When traveling in 27 countries, the EU has adopted a travel certificate to avoid COVID tests and quarantine.


When traveling in 27 countries, the EU has adopted a travel certificate to avoid COVID tests and quarantine.

Legislators in the European Union have approved a new travel permit that would let people to travel around Europe without having to do COVID-19 testing or be quarantined.

The passes, which will be granted by individual countries rather than the EU’s centralized system, are intended to save Europe’s travel and tourism businesses.

Each country currently has its own COVID-19 safety laws and requirements, which has complicated travel.

The Associated Press quoted Spanish Socialist legislator Juan Fernando Lopez Aguilar as saying, “EU governments are encouraged to refrain from implementing new limitations unless clearly required and proportionate.”

See the following links for further Associated Press reporting:

Key vacation destinations, such as Greece, have spearheaded the charge to get the certificate, which will be available in both paper and digital formats, issued as soon as possible.

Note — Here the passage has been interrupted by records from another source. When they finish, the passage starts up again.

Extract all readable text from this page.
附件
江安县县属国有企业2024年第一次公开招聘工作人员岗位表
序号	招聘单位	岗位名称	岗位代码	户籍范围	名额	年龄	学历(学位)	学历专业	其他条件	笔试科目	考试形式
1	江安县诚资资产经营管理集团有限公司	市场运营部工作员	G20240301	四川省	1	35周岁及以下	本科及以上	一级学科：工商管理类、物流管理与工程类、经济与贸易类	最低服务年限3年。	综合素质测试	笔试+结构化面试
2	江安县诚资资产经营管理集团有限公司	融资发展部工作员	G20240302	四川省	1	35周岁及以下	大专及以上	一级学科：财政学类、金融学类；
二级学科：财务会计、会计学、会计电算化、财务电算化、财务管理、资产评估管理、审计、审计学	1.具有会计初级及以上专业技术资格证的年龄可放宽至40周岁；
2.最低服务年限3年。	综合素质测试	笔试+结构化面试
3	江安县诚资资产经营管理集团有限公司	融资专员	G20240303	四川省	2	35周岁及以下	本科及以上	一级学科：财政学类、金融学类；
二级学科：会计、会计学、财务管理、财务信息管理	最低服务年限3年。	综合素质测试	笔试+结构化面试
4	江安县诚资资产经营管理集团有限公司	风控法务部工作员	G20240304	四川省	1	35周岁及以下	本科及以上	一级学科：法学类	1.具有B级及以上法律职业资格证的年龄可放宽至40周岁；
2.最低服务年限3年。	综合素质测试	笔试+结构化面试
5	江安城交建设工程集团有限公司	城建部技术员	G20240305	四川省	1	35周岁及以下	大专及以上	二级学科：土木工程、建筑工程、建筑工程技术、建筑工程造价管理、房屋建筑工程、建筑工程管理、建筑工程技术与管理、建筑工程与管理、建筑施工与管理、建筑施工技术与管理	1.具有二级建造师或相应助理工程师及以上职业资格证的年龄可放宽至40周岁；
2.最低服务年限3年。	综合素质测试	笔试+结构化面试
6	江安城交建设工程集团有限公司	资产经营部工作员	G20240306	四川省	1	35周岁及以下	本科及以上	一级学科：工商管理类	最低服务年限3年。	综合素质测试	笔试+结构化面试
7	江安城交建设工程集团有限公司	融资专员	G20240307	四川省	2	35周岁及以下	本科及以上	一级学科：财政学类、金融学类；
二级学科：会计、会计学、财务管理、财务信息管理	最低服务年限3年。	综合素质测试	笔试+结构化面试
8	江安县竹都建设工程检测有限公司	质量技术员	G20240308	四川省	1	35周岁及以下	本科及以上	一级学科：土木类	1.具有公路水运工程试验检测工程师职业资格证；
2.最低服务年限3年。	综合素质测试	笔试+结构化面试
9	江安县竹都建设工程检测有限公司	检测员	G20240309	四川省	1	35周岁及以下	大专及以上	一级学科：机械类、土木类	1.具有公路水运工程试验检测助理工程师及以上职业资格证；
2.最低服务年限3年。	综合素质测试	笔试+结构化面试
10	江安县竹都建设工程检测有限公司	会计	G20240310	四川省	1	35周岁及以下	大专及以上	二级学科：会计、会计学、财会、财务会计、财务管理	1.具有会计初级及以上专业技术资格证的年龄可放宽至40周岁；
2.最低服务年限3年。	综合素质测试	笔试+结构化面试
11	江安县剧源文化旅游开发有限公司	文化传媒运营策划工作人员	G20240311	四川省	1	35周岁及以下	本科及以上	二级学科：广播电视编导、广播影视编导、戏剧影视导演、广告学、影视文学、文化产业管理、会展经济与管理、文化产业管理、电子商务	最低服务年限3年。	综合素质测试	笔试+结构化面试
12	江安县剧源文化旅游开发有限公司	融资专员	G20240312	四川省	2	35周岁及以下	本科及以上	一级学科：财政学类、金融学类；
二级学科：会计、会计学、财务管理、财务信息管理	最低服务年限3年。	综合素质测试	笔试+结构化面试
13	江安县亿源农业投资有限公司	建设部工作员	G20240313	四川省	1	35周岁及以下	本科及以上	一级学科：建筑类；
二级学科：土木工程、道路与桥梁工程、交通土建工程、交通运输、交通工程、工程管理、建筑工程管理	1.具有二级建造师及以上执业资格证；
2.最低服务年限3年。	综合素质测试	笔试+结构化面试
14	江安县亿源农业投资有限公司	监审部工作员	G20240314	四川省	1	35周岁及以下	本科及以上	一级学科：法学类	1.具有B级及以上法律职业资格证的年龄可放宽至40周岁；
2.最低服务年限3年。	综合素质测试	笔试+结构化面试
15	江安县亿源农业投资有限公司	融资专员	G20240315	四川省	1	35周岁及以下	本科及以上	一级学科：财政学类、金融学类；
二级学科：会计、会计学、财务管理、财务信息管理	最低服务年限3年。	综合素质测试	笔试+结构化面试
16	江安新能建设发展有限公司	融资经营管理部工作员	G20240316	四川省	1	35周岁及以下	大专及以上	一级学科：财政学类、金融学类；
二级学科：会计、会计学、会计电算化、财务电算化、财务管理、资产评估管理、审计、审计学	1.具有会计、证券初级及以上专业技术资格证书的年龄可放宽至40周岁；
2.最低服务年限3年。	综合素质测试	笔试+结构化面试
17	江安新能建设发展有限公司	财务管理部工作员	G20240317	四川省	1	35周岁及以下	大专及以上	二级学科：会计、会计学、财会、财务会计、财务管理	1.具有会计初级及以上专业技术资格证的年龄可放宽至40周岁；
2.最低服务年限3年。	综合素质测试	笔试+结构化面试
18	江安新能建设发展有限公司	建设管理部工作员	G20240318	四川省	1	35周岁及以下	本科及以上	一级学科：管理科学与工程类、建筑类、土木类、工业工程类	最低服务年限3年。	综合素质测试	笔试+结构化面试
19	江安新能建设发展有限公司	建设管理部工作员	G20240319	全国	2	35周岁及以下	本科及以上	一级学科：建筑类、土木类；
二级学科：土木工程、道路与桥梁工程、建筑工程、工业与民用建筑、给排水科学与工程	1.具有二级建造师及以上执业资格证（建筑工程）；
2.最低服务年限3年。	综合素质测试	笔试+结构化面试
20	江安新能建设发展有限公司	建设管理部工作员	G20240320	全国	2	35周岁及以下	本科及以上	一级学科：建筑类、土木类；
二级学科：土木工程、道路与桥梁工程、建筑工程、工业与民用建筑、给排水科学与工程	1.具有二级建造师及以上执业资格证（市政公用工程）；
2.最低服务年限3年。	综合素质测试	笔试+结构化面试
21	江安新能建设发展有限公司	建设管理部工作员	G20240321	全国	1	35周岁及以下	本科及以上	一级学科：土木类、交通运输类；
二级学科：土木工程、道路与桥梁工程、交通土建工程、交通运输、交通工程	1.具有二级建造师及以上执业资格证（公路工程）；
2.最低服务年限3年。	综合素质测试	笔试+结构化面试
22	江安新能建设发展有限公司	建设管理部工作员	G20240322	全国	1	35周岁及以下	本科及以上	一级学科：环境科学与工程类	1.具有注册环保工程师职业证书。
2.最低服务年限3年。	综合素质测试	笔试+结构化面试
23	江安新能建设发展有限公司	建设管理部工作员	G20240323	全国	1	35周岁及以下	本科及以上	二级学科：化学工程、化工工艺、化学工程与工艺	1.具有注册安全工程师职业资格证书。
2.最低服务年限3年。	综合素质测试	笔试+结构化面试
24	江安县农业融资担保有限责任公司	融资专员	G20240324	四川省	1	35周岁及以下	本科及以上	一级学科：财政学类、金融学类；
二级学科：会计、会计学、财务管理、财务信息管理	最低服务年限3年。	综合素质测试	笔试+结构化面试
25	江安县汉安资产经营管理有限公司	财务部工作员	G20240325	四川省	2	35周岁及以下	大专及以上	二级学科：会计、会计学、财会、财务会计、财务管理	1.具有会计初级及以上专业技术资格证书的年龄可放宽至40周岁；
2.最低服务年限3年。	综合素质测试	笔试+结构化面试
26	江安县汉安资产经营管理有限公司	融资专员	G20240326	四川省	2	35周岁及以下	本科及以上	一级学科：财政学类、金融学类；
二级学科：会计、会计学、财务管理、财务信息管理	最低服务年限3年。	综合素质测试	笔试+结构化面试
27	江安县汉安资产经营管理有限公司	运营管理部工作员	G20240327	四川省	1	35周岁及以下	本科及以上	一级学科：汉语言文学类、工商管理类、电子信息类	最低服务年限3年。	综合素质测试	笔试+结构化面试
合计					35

Bulgaria, Croatia, the Czech Republic, Denmark, Germany, Greece, and Poland are among the EU countries that have previously implemented the system.

The revised vaccine certificate laws were approved by the European Parliament in Strasbourg, France, in two votes. EU citizens’ rules were ratified by a vote of 546 to 93, with 51 abstentions. Those for non-EU citizens passed by a vote of 553 to 91, with 46 abstentions.

The vote must still be ratified by EU countries, though this is most likely a formality.

All EU countries must acknowledge the vaccine certificate commencing July 1 for a period of 12 months. They will be distributed for free and will confirm that a person has been properly vaccinated against the virus, has tested negative recently, or has recovered from the disease.

For the next six weeks, the restrictions will not be strictly implemented in order to give countries time to prepare.

People entering the EU from outside the EU, the vast majority of whom are required to be vaccinated, will be able to obtain a certificate provided they can persuade authorities in the EU country they enter that they are eligible.